Resistive: Purely resistive loads are the easiest to switch. Contact life is maximized when switching purely resistive loads because contact erosion is minimized.

Spectrum: The spectrum is the result of transforming a time domain signal to the frequency domain. It is the decomposition of a time signal into a collection of sine waves. The plural of spectrum is spectra. Spectrum analysis is the procedure of doing the transformation, and it is most commonly done with an FFT analyzer.

SPDT: Single Pole / Double Throw: an electrical switch capable of controlling two different circuits. Also: An electrical switch with one set of terminals that terminate ar actuate a single circuit.

SPST: Single Pole / Single Throw: an electrical switch with one set of terminals that terminate or actuate a single circuit.

SSPC: Solid–state power controller.

Series Arc–Fault: An arc–fault between two series portions of a circuit, where the arcing current is limited by the circuit load (generally low current).

Set Point: Operating temperature: temperature at which the disc changes its curvature and snaps to open or close electrical contacts.

Termination Leads or Connectors: Klixon® uses 20 gauge wire per MIL-W-16878. Alternative gauges, MIL specs and color coding schemes are available upon request. Sensata Technologies will also provide switches with connectors to meet customer application needs.

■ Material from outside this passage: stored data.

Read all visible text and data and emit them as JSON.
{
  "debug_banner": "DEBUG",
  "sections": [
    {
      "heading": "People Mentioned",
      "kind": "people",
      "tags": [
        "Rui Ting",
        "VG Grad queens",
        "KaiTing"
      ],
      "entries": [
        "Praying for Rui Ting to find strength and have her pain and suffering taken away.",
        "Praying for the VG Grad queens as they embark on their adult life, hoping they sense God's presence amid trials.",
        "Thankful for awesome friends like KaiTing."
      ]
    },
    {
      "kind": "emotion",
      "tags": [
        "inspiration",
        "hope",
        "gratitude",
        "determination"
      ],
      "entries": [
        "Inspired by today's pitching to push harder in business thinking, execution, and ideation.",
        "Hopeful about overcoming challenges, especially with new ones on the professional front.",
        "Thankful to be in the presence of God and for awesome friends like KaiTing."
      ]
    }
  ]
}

Thermal Circuit Breaker: A circuit breaker that senses a current overload based on thermal heating of the sensing element.

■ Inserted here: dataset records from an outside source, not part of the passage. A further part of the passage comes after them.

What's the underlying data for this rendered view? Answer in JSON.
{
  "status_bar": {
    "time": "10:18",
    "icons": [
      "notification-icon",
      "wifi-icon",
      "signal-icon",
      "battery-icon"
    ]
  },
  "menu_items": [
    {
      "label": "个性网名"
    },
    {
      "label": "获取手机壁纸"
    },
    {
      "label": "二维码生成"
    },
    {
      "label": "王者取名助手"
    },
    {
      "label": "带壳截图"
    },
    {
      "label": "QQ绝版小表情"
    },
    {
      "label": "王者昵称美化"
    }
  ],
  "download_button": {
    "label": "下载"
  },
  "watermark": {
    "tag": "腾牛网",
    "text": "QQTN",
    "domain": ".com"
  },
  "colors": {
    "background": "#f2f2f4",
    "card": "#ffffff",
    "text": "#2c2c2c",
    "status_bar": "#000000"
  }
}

Thermal Derating: Tendency of a breaker to trip at lower current levels due to higher ambient temperatures, and to trip at higher levels due to lower ambient temperatures.

Throw: The number of circuits that each individual pole of a switch can control. The number of throws is completely independent of the number of poles.

Time–Current Curve: An approximate graph showing the minimum and maximum time a specific breaker will take to trip on various degrees of overload.

Tolerance: The maximum allowable deviation from the nominal setpoint under all specified environmental and operational conditions. It represents the total of setting deviations due to calibration, manufacturing, environmental and temperature changes, etc. Also: The allowable range above or below the set point or reset temperature.

Transducer: Any device that translates the magnitude of one quantity into another quantity. Four of the most common transducers used in measurements are pressure transducer, accelerometer, velocity transducer, and eddy current probe.

Trip–Free: Feature of certain breakers that makes it impossible to hold the breaker closed against an overload. Their contacts cannot be held in the closed position by the reset button if overload conditions persist.

UL: Underwriters Laboratory.

Velocity Transducer: An electrical/mechanical transducer whose output is directly proportional to the velocity of the measured unit. A velocity transducer consists of a magnet suspended on a coil, surrounded by a conductive coil. Movement of the transducer induces movement in the suspended magnet. This movement inside the conductive coil generates an electrical current proportional to the velocity of the movement. A time waveform or a Fourier transform of the current will result in a velocity measurement. The signal can also be integrated to produce a displacement measurement.

Voltage Drop: The voltage decrease across the breaker due to internal resistance of the device.

Wetted Material: That portion of the pressure switch which comes in contact with the fluid media.